"C'était super, mais on n'a pas eu le temps de se poser à trois pour se remettre à écrire. Donc quand on a commencé en janvier 2011, il y avait un mélange de frustration et d'excitation", explique-t-il.
Le groupe a emporté avec lui un petit studio portatif lors de ses tournées à l'étranger, prolongeant de quelques jours ses séjours en Allemagne ou au Japon pour composer des bouts de chansons.
Car le succès de "Hey You" a emmené aux quatre coins du monde Antonin et les deux frères Gaëtan et Amaël Lê Ky-Huong, qui se sont rencontrés en 2005 sur les bancs de l'école des Beaux-Arts de Nantes.
La ritournelle électro-pop, qui rappelle l'univers aérien de Phoenix, a été une "chance", reconnaît Antonin.
"C'est ce que les gens de la profession appellent le bon timing. C'était avant l'été, cette chanson a résonné chez les gens d'une manière particulière. Si elle était sortie avant ou après, peut-être qu'elle n'aurait jamais marché", estime-t-il. "Mais on n'a jamais pensé à "Hey You" comme à une recette" à reproduire au moment d'écrire la suite, assure-t-il.
Pour leur deuxième album, publié lundi et sobrement intitulé "Pony Pony Run Run" (3e Bureau/Wagram), le groupe a choisi de travailler en comité restreint, avec l'ingénieur du son de leur tournée à la console et Gaëtan dans le rôle du producteur.
"On s'est senti suffisamment confiants et le faire nous-même faisait partie de ce sentiment d'excitation", estime Antonin. "On voulait faire quelque chose de plus varié et avec plus de finesse dans les couleurs, les tempos. C'est un peu moins rentre-dedans, il y a une mélancolie sous-jacente qui se retrouve dans les textes", détaille-t-il.
Au départ, le groupe était parti sur une tonalité rock. Mais de fil en aiguille, l'album s'est "révélé" être davantage tourné vers l'électro.
"Nous ce qu'on aime, c'est la pop. Tu as une chanson et tu brodes dessus avec l'instrumentation. Parfois, on ne trouvait pas de solutions, alors on enlevait des guitares et on mettait des synthés à la place", raconte-t-il.
"Pony Pony Run Run" a aussi une couleur nettement américaine.
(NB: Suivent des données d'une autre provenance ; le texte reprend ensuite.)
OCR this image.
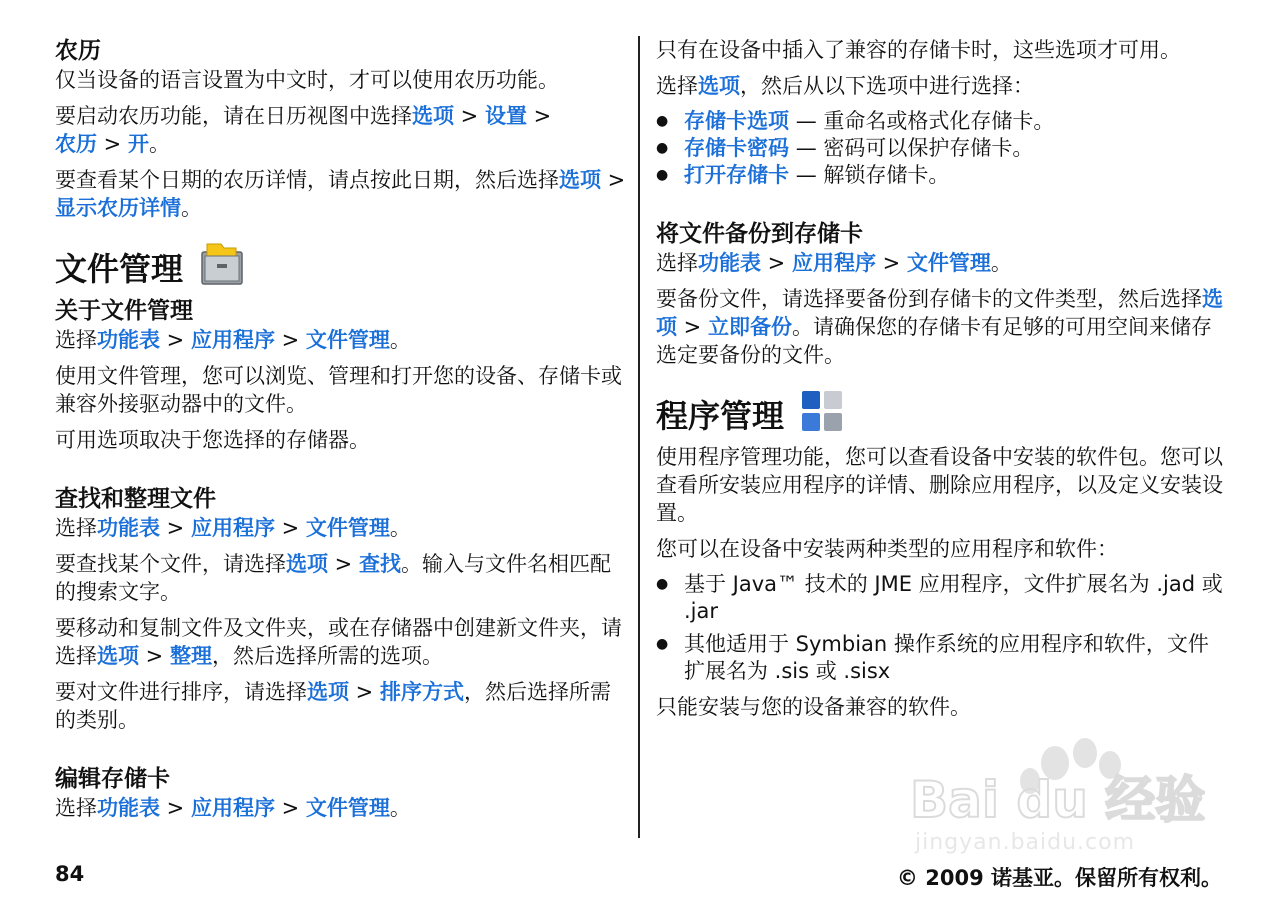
农历

仅当设备的语言设置为中文时，才可以使用农历功能。

要启动农历功能，请在日历视图中选择选项 > 设置 >
农历 > 开。

要查看某个日期的农历详情，请点按此日期，然后选择选项 > 显示农历详情。

文件管理
关于文件管理

选择功能表 > 应用程序 > 文件管理。

使用文件管理，您可以浏览、管理和打开您的设备、存储卡或兼容外接驱动器中的文件。

可用选项取决于您选择的存储器。

查找和整理文件

选择功能表 > 应用程序 > 文件管理。

要查找某个文件，请选择选项 > 查找。输入与文件名相匹配的搜索文字。

要移动和复制文件及文件夹，或在存储器中创建新文件夹，请选择选项 > 整理，然后选择所需的选项。

要对文件进行排序，请选择选项 > 排序方式，然后选择所需的类别。

编辑存储卡

选择功能表 > 应用程序 > 文件管理。

只有在设备中插入了兼容的存储卡时，这些选项才可用。

选择选项，然后从以下选项中进行选择：

● 存储卡选项 — 重命名或格式化存储卡。
● 存储卡密码 — 密码可以保护存储卡。
● 打开存储卡 — 解锁存储卡。
将文件备份到存储卡

选择功能表 > 应用程序 > 文件管理。

要备份文件，请选择要备份到存储卡的文件类型，然后选择选项 > 立即备份。请确保您的存储卡有足够的可用空间来储存选定要备份的文件。

程序管理

使用程序管理功能，您可以查看设备中安装的软件包。您可以查看所安装应用程序的详情、删除应用程序，以及定义安装设置。

您可以在设备中安装两种类型的应用程序和软件：

● 基于 Java™ 技术的 JME 应用程序，文件扩展名为 .jad 或 .jar
● 其他适用于 Symbian 操作系统的应用程序和软件，文件扩展名为 .sis 或 .sisx

只能安装与您的设备兼容的软件。

Bai du 经验
jingyan.baidu.com
84	© 2009 诺基亚。保留所有权利。
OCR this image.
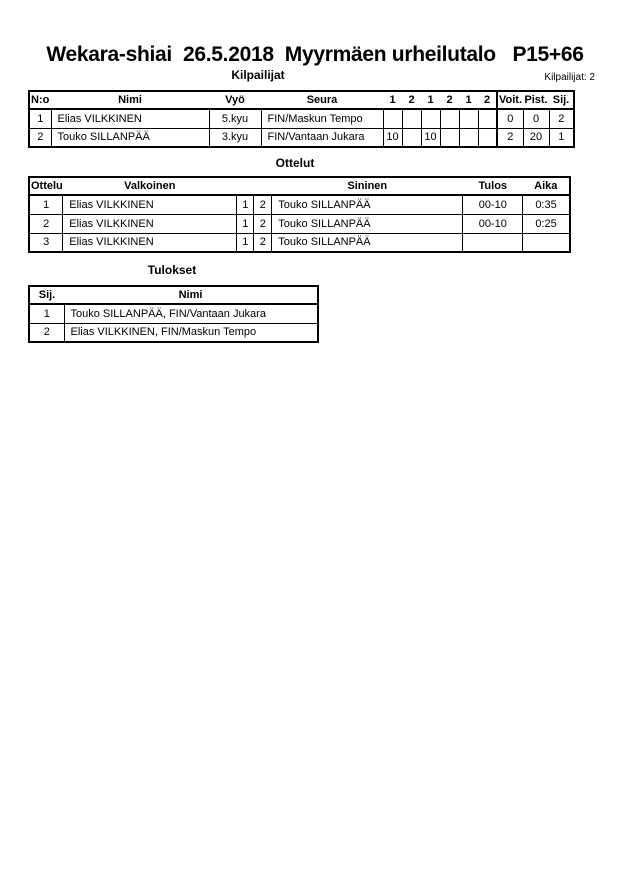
Wekara-shiai  26.5.2018  Myyrmäen urheilutalo   P15+66
Kilpailijat	Kilpailijat: 2
N:o	Nimi	Vyö	Seura	1	2	1	2	1	2	Voit.	Pist.	Sij.
1	Elias VILKKINEN	5.kyu	FIN/Maskun Tempo							0	0	2
2	Touko SILLANPÄÄ	3.kyu	FIN/Vantaan Jukara	10		10				2	20	1
Ottelut
Ottelu	Valkoinen			Sininen	Tulos	Aika
1	Elias VILKKINEN	1	2	Touko SILLANPÄÄ	00-10	0:35
2	Elias VILKKINEN	1	2	Touko SILLANPÄÄ	00-10	0:25
3	Elias VILKKINEN	1	2	Touko SILLANPÄÄ		
Tulokset
Sij.	Nimi
1	Touko SILLANPÄÄ, FIN/Vantaan Jukara
2	Elias VILKKINEN, FIN/Maskun Tempo
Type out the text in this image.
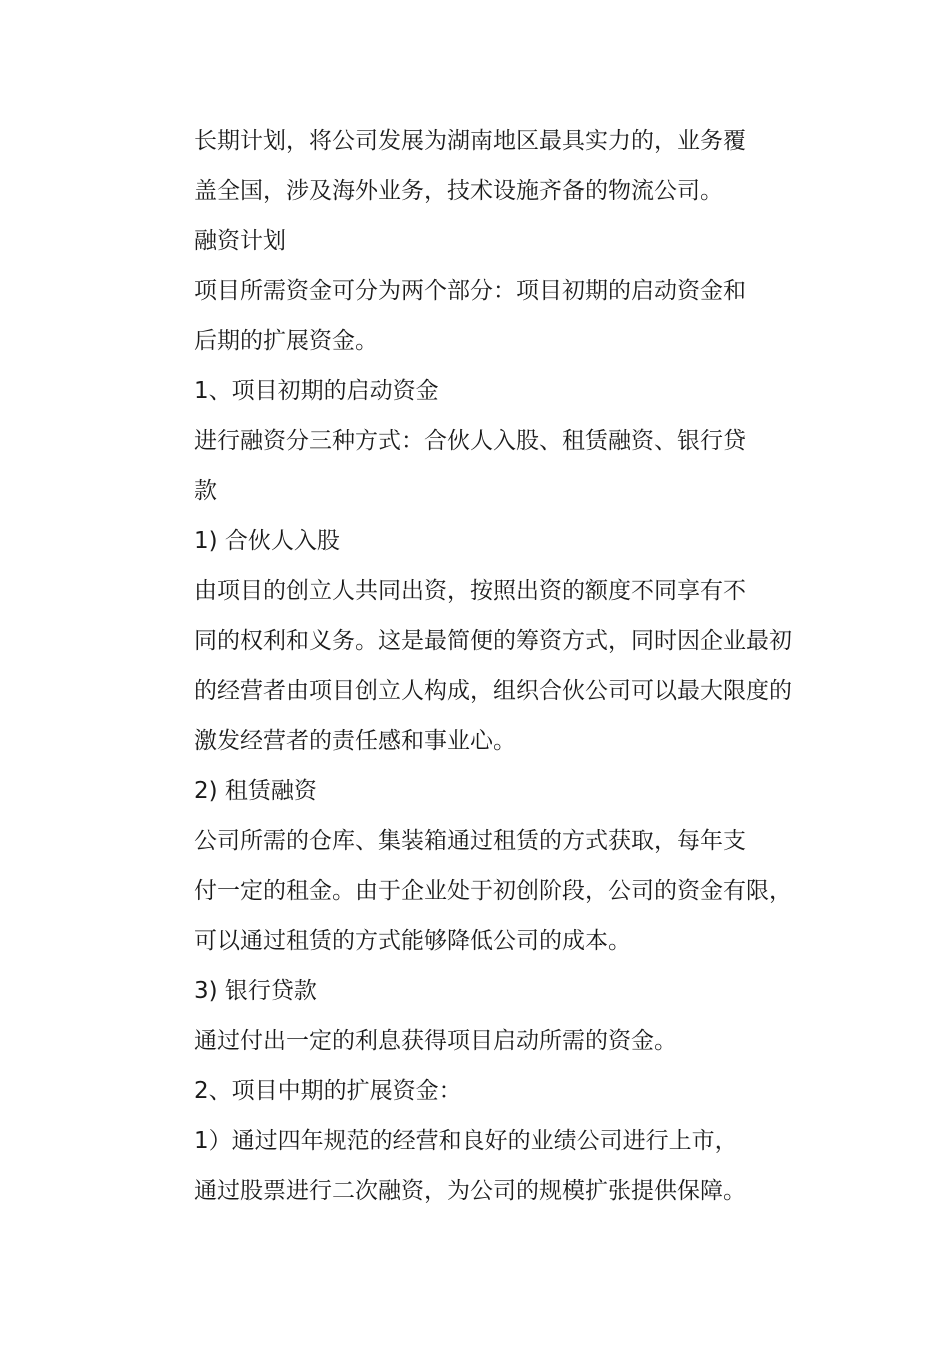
长期计划，将公司发展为湖南地区最具实力的，业务覆
盖全国，涉及海外业务，技术设施齐备的物流公司。

融资计划

项目所需资金可分为两个部分：项目初期的启动资金和
后期的扩展资金。

1、项目初期的启动资金

进行融资分三种方式：合伙人入股、租赁融资、银行贷
款

1) 合伙人入股

由项目的创立人共同出资，按照出资的额度不同享有不
同的权利和义务。这是最简便的筹资方式，同时因企业最初
的经营者由项目创立人构成，组织合伙公司可以最大限度的
激发经营者的责任感和事业心。

2) 租赁融资

公司所需的仓库、集装箱通过租赁的方式获取，每年支
付一定的租金。由于企业处于初创阶段，公司的资金有限，
可以通过租赁的方式能够降低公司的成本。

3) 银行贷款

通过付出一定的利息获得项目启动所需的资金。

2、项目中期的扩展资金：

1）通过四年规范的经营和良好的业绩公司进行上市，
通过股票进行二次融资，为公司的规模扩张提供保障。
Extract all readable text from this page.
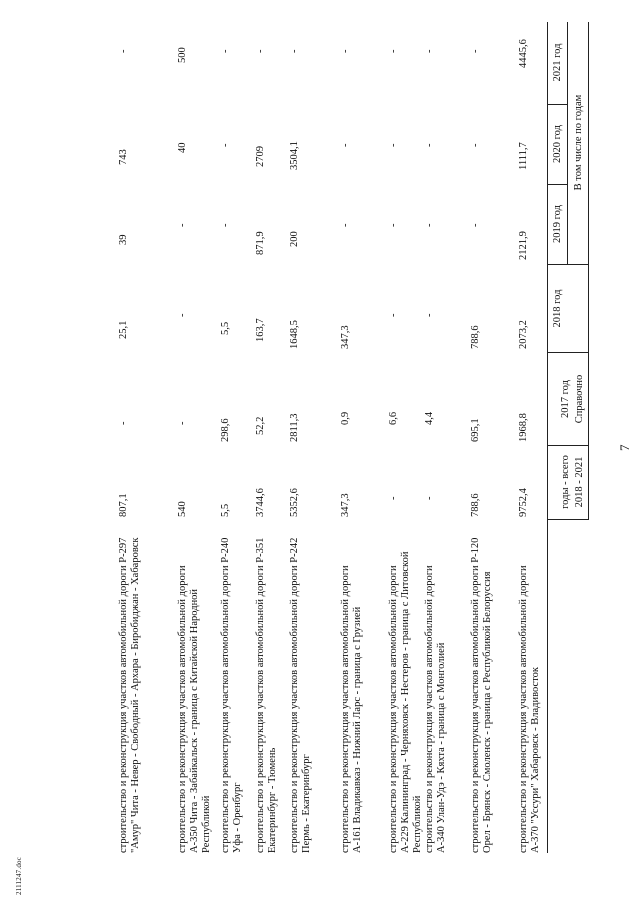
7
2111247.doc
2018 - 2021
годы - всего
Справочно
2017 год
2018 год
В том числе по годам
2019 год
2020 год
2021 год
строительство и реконструкция участков автомобильной дороги А-370 "Уссури" Хабаровск - Владивосток
9752,4
1968,8
2073,2
2121,9
1111,7
4445,6
строительство и реконструкция участков автомобильной дороги Р-120 Орел - Брянск - Смоленск - граница с Республикой Белоруссия
788,6
695,1
788,6
-
-
-
строительство и реконструкция участков автомобильной дороги А-340 Улан-Удэ - Кяхта - граница с Монголией
-
4,4
-
-
-
-
строительство и реконструкция участков автомобильной дороги А-229 Калининград - Черняховск - Нестеров - граница с Литовской Республикой
-
6,6
-
-
-
-
строительство и реконструкция участков автомобильной дороги А-161 Владикавказ - Нижний Ларс - граница с Грузией
347,3
0,9
347,3
-
-
-
строительство и реконструкция участков автомобильной дороги Р-242 Пермь - Екатеринбург
5352,6
2811,3
1648,5
200
3504,1
-
строительство и реконструкция участков автомобильной дороги Р-351 Екатеринбург - Тюмень
3744,6
52,2
163,7
871,9
2709
-
строительство и реконструкция участков автомобильной дороги Р-240 Уфа - Оренбург
5,5
298,6
5,5
-
-
-
строительство и реконструкция участков автомобильной дороги А-350 Чита - Забайкальск - граница с Китайской Народной Республикой
540
-
-
-
40
500
строительство и реконструкция участков автомобильной дороги Р-297 "Амур" Чита - Невер - Свободный - Архара - Биробиджан - Хабаровск
807,1
-
25,1
39
743
-
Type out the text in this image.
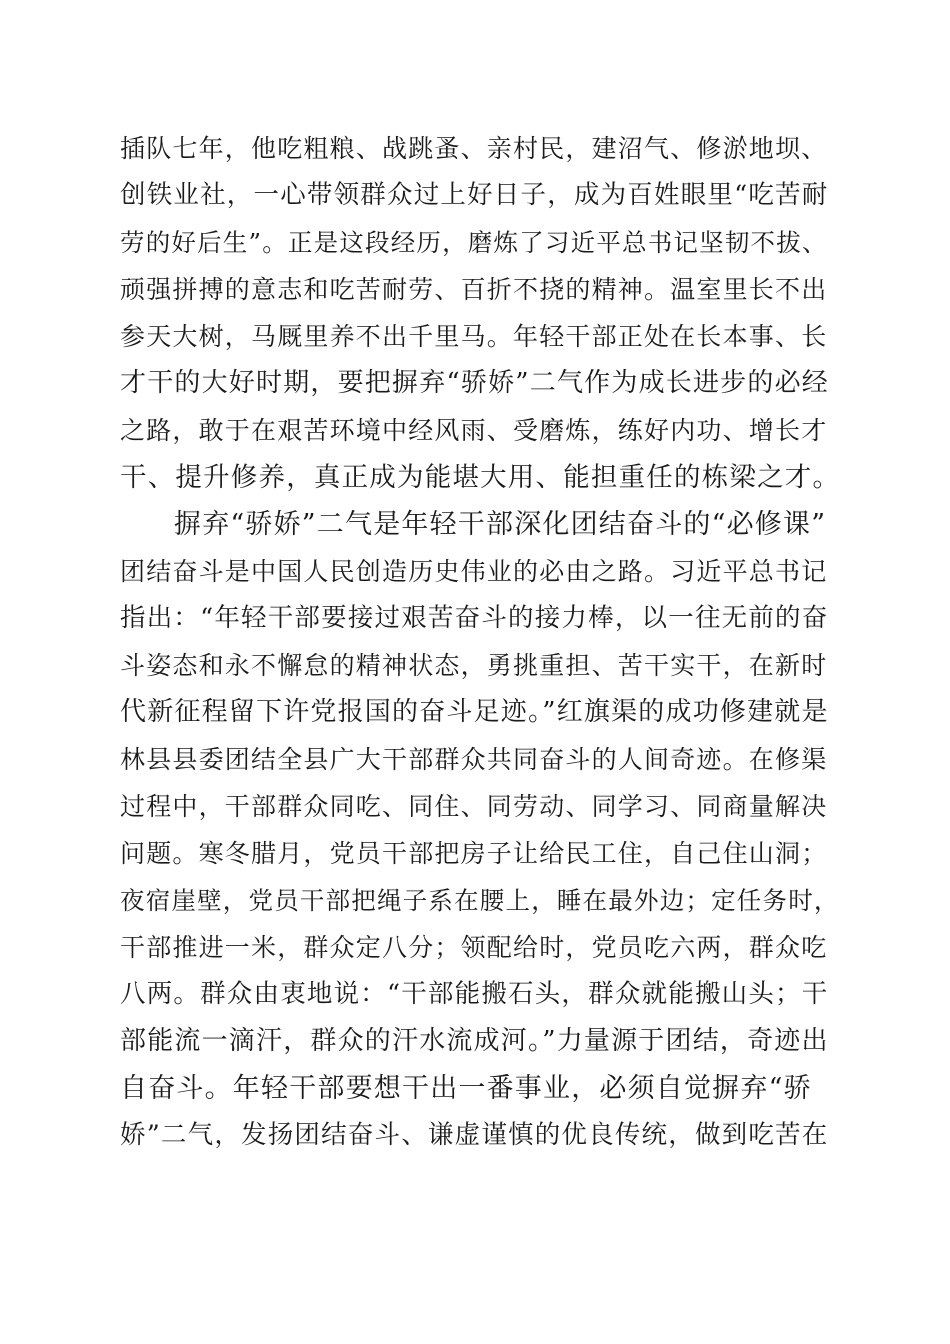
插队七年，他吃粗粮、战跳蚤、亲村民，建沼气、修淤地坝、
创铁业社，一心带领群众过上好日子，成为百姓眼里“吃苦耐
劳的好后生”。正是这段经历，磨炼了习近平总书记坚韧不拔、
顽强拼搏的意志和吃苦耐劳、百折不挠的精神。温室里长不出
参天大树，马厩里养不出千里马。年轻干部正处在长本事、长
才干的大好时期，要把摒弃“骄娇”二气作为成长进步的必经
之路，敢于在艰苦环境中经风雨、受磨炼，练好内功、增长才
干、提升修养，真正成为能堪大用、能担重任的栋梁之才。
摒弃“骄娇”二气是年轻干部深化团结奋斗的“必修课”
团结奋斗是中国人民创造历史伟业的必由之路。习近平总书记
指出：“年轻干部要接过艰苦奋斗的接力棒，以一往无前的奋
斗姿态和永不懈怠的精神状态，勇挑重担、苦干实干，在新时
代新征程留下许党报国的奋斗足迹。”红旗渠的成功修建就是
林县县委团结全县广大干部群众共同奋斗的人间奇迹。在修渠
过程中，干部群众同吃、同住、同劳动、同学习、同商量解决
问题。寒冬腊月，党员干部把房子让给民工住，自己住山洞；
夜宿崖壁，党员干部把绳子系在腰上，睡在最外边；定任务时，
干部推进一米，群众定八分；领配给时，党员吃六两，群众吃
八两。群众由衷地说：“干部能搬石头，群众就能搬山头；干
部能流一滴汗，群众的汗水流成河。”力量源于团结，奇迹出
自奋斗。年轻干部要想干出一番事业，必须自觉摒弃“骄
娇”二气，发扬团结奋斗、谦虚谨慎的优良传统，做到吃苦在
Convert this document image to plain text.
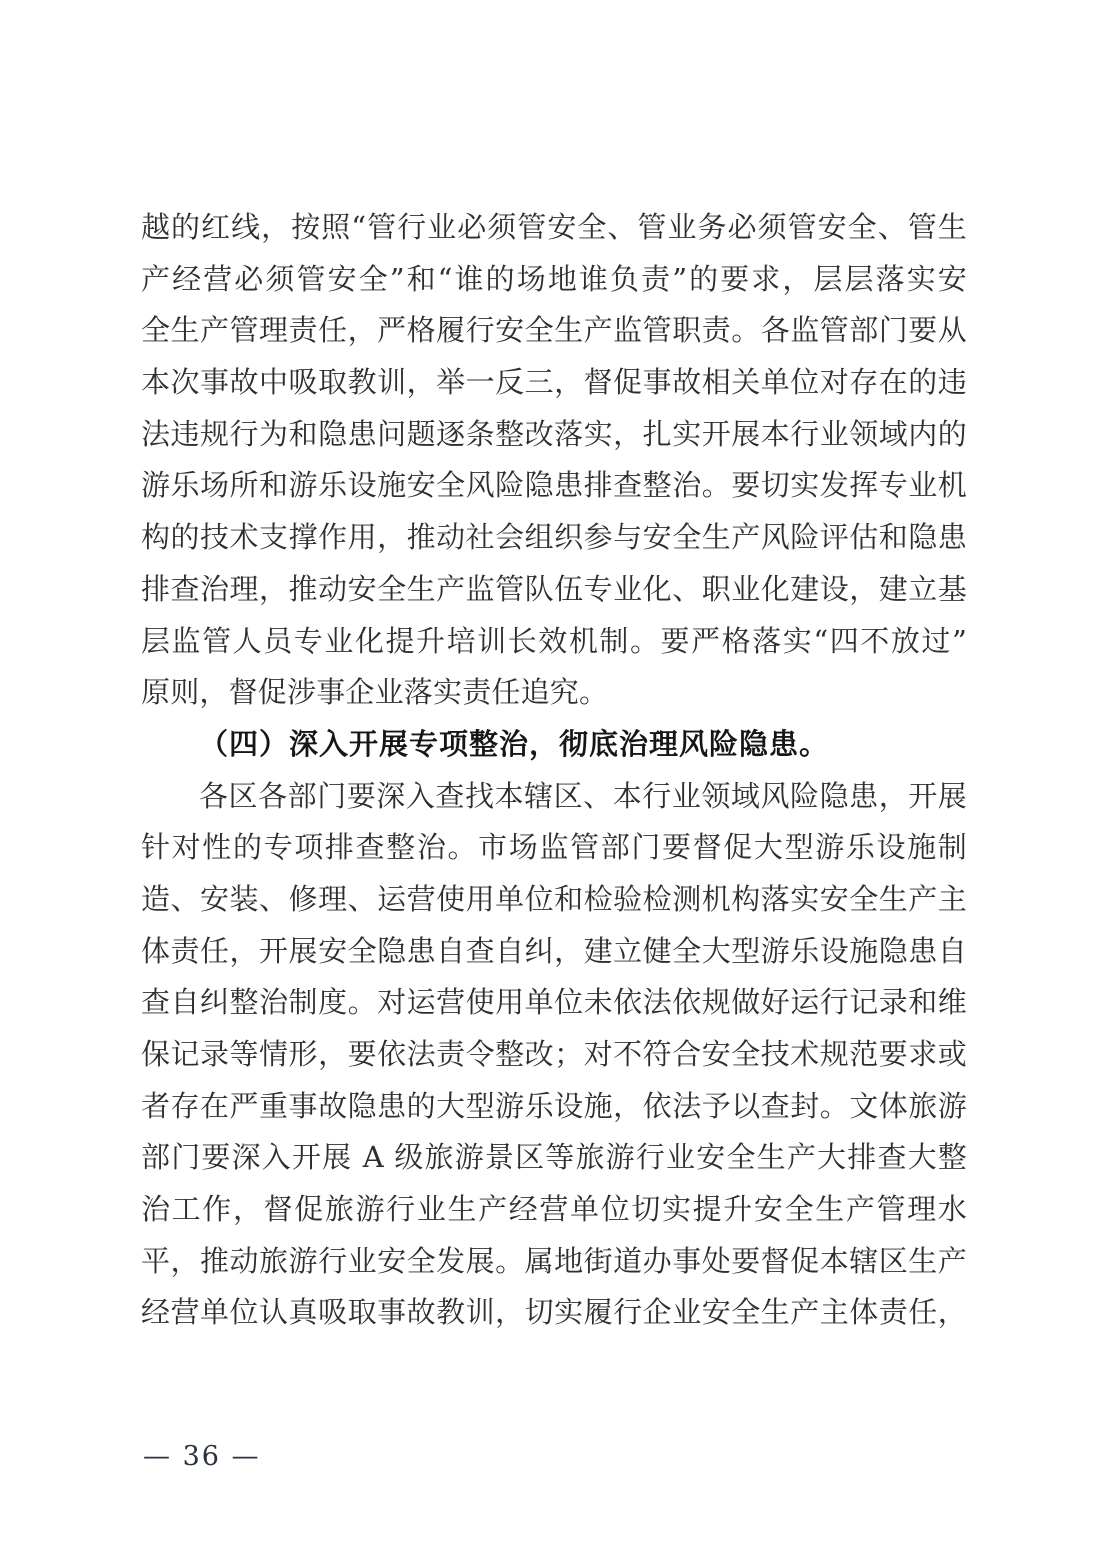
越的红线，按照“管行业必须管安全、管业务必须管安全、管生
产经营必须管安全”和“谁的场地谁负责”的要求，层层落实安
全生产管理责任，严格履行安全生产监管职责。各监管部门要从
本次事故中吸取教训，举一反三，督促事故相关单位对存在的违
法违规行为和隐患问题逐条整改落实，扎实开展本行业领域内的
游乐场所和游乐设施安全风险隐患排查整治。要切实发挥专业机
构的技术支撑作用，推动社会组织参与安全生产风险评估和隐患
排查治理，推动安全生产监管队伍专业化、职业化建设，建立基
层监管人员专业化提升培训长效机制。要严格落实“四不放过”
原则，督促涉事企业落实责任追究。
（四）深入开展专项整治，彻底治理风险隐患。
各区各部门要深入查找本辖区、本行业领域风险隐患，开展
针对性的专项排查整治。市场监管部门要督促大型游乐设施制
造、安装、修理、运营使用单位和检验检测机构落实安全生产主
体责任，开展安全隐患自查自纠，建立健全大型游乐设施隐患自
查自纠整治制度。对运营使用单位未依法依规做好运行记录和维
保记录等情形，要依法责令整改；对不符合安全技术规范要求或
者存在严重事故隐患的大型游乐设施，依法予以查封。文体旅游
部门要深入开展 A 级旅游景区等旅游行业安全生产大排查大整
治工作，督促旅游行业生产经营单位切实提升安全生产管理水
平，推动旅游行业安全发展。属地街道办事处要督促本辖区生产
经营单位认真吸取事故教训，切实履行企业安全生产主体责任，
— 36 —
Le groupe en a confié le mixage au producteur américain Andrew Dawson, collaborateur de Kanye West, Jay-Z ou Lil Wayne.
"On ne voulait pas ça sonne hip hop ou R'n B mais il y avait une espèce d'impulsion, de densité du son qui nous plaisait et on se disait que ça ferait un beau mélange", explique Antonin. "Il a utilisé des trucs très américains auxquels on n'était pas habitué, auxquels on s'est confronté et qui nous ont plu après", confie-t-il.
On discerne ainsi quelques touches d'Autotune, un logiciel de modification de la voix très utilisé dans le rap et le R'n B, mais inhabituel dans le contexte d'une électro-pop à la française.
Si le groupe, qui tourne à l'étranger depuis ses tout débuts, se défend d'avoir choisi un mixeur américain pour séduire un public plus international, il avoue en caresser l'idée.
"C'était l'ambition à la base, pouvoir aller dans un maximum de pays et partager la musique. Mais ces envies, ces ambitions ne sont pas calquées sur la musique", jure Antonin.